During the 19th century, at the height of the Pool of London’s importance as a national sea-going port, Hay’s Wharf was the landing and storage point for most of London’s imported ‘dry’ produce, including bonded warehouses for the largest tea trader in the world.
Hay's Galleria is now a covered area of shops, restaurants, bars and cafés, tastefully converted from the original wharf. A 150 years ago it was one of London’s oldest and busiest Thames side docks with sailing clippers arriving from all over the world.
The most impressive ships to arrive were the tea-clippers from China and India. The fastest ships on the seas they were built to service the increasing demand the British has for tea.
Although Hay’s Wharf and the surrounding area were heavily boomed during the London Blitz, the wharf complex, known as the 'larder of London' due of its huge trade in food, continued trading up until the late 1960’s and covered most of the south-bank area between London Bridge and Tower Bridge.
When container ships, which required deep-water coastal ports, became more widely used the Pool of London and its Thames side docks became disused.

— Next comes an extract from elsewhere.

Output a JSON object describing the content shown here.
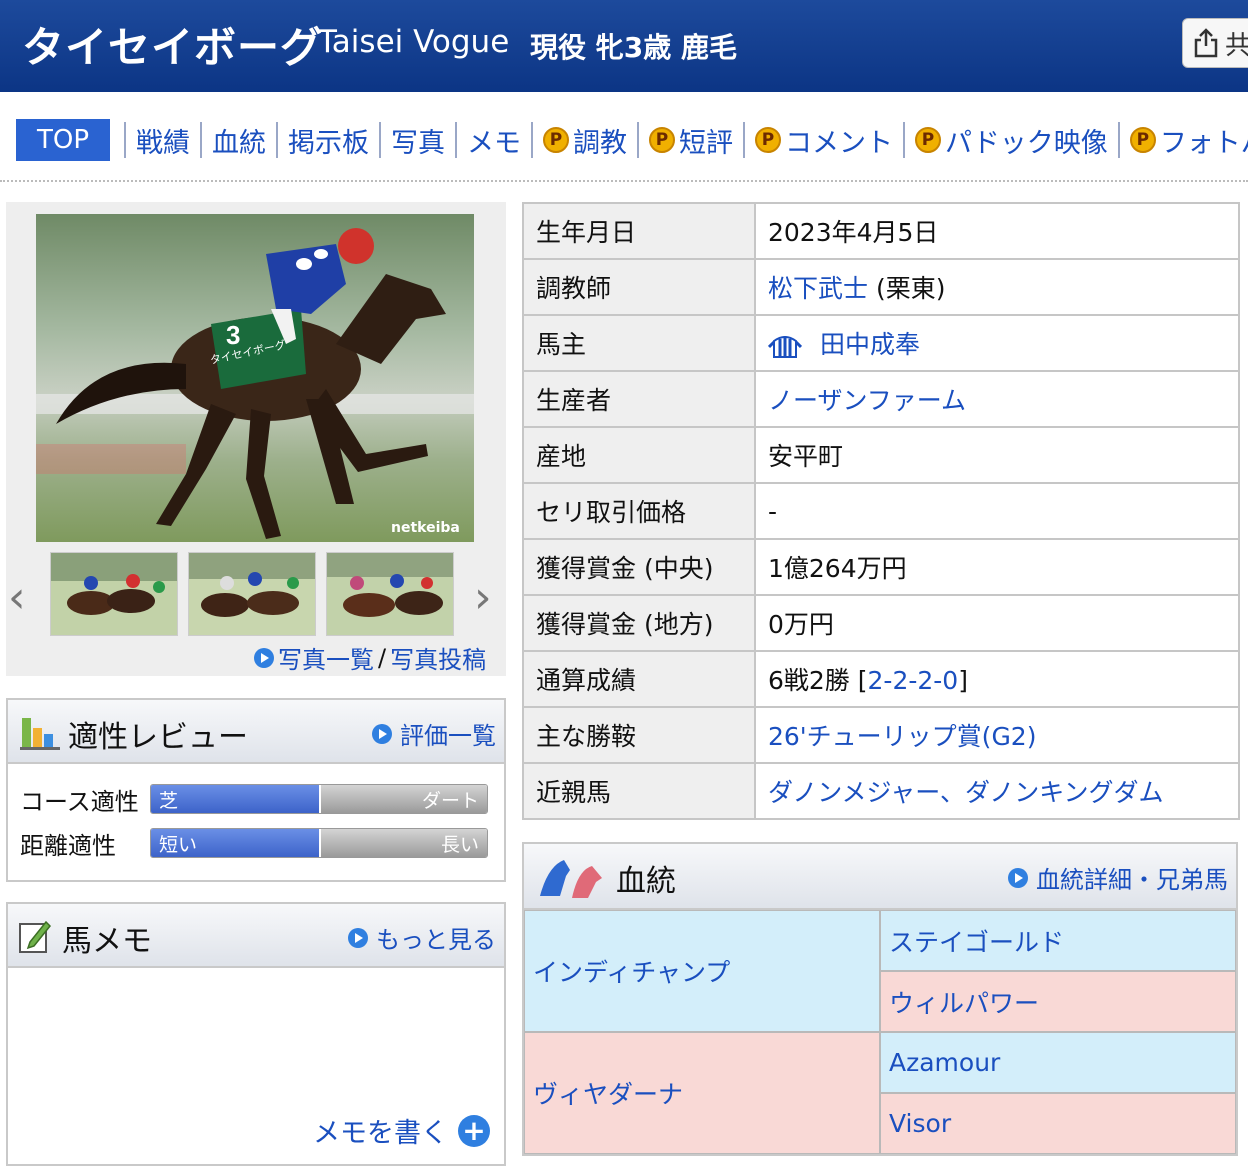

Many warehouses were pulled down, but the central area of Hay's Wharf was re-developed in the 1980’s into a visitor attraction.
Striking features of the galleria include the glass roof in the style of a Victorian railway terminus and the 18m moving bronze sculpture of a ship, called 'The Navigators’.
Popular with both locals and tourists the galleria has panoramic views of the City of London and is an ideal resting stop on our Pool of London walk.